Grundlagenveranstaltungen in diesem Sinne sind insbesondere

  • Einführung in die Rechtswissenschaft
  • Deutsche Rechts- und Verfassungsgeschichte
  • Römische Rechtsgeschichte
  • Rechtsphilosophie
  • Methodenlehre der Rechtswissenschaft
  • Privatrechtsgeschichte der Neuzeit
  • Strafrechtsgeschichte der Neuzeit
  • Europäische Verfassungsgeschichte
  • Allgemeine Staatslehre

Für die Anerkennung an einer anderen Universität genügt in aller Regel ein Auszug aus dem Campusportal, aus dem sich die konkrete Veranstaltung und die Note ergibt.
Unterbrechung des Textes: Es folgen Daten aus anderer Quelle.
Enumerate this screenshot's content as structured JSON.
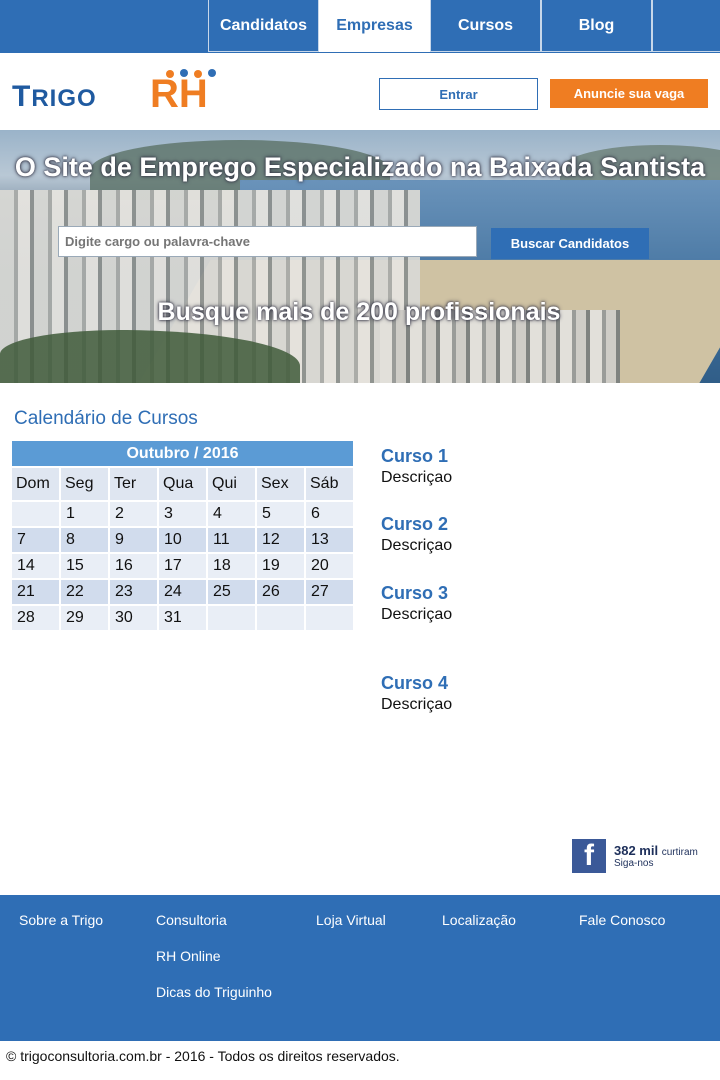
{
  "nav": {
    "tabs": [
      {
        "label": "Candidatos",
        "active": false
      },
      {
        "label": "Empresas",
        "active": true
      },
      {
        "label": "Cursos",
        "active": false
      },
      {
        "label": "Blog",
        "active": false
      }
    ]
  },
  "header": {
    "logo_text_1": "TrigoRH",
    "entrar_label": "Entrar",
    "anuncie_label": "Anuncie sua vaga"
  },
  "hero": {
    "title": "O Site de Emprego Especializado na Baixada Santista",
    "search_placeholder": "Digite cargo ou palavra-chave",
    "search_button": "Buscar Candidatos",
    "subtitle": "Busque mais de 200 profissionais"
  },
  "calendar": {
    "section_title": "Calendário de Cursos",
    "month": "Outubro / 2016",
    "weekdays": [
      "Dom",
      "Seg",
      "Ter",
      "Qua",
      "Qui",
      "Sex",
      "Sáb"
    ],
    "weeks": [
      [
        "",
        "1",
        "2",
        "3",
        "4",
        "5",
        "6"
      ],
      [
        "7",
        "8",
        "9",
        "10",
        "11",
        "12",
        "13"
      ],
      [
        "14",
        "15",
        "16",
        "17",
        "18",
        "19",
        "20"
      ],
      [
        "21",
        "22",
        "23",
        "24",
        "25",
        "26",
        "27"
      ],
      [
        "28",
        "29",
        "30",
        "31",
        "",
        "",
        ""
      ]
    ]
  },
  "courses": [
    {
      "title": "Curso 1",
      "desc": "Descriçao"
    },
    {
      "title": "Curso 2",
      "desc": "Descriçao"
    },
    {
      "title": "Curso 3",
      "desc": "Descriçao"
    },
    {
      "title": "Curso 4",
      "desc": "Descriçao"
    }
  ],
  "facebook": {
    "count": "382 mil",
    "count_suffix": "curtiram",
    "follow": "Siga-nos",
    "icon": "facebook-icon"
  },
  "footer": {
    "links": [
      "Sobre a Trigo",
      "Consultoria",
      "RH Online",
      "Dicas do Triguinho",
      "Loja Virtual",
      "Localização",
      "Fale Conosco"
    ],
    "copyright": "© trigoconsultoria.com.br - 2016 - Todos os direitos reservados."
  },
  "colors": {
    "primary": "#2f6eb5",
    "accent": "#ef7d22"
  }
}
Eine besondere Bescheinigung ("Grundlagenschein") wird seitens der Fakultät nicht mehr ausgestellt; Sie können aber bei einem konkreten und individuellen Bedarf einen individuellen Nachweis bei den Lehrstühlen beantragen, welche die jeweilige Veranstaltung durchgeführt haben.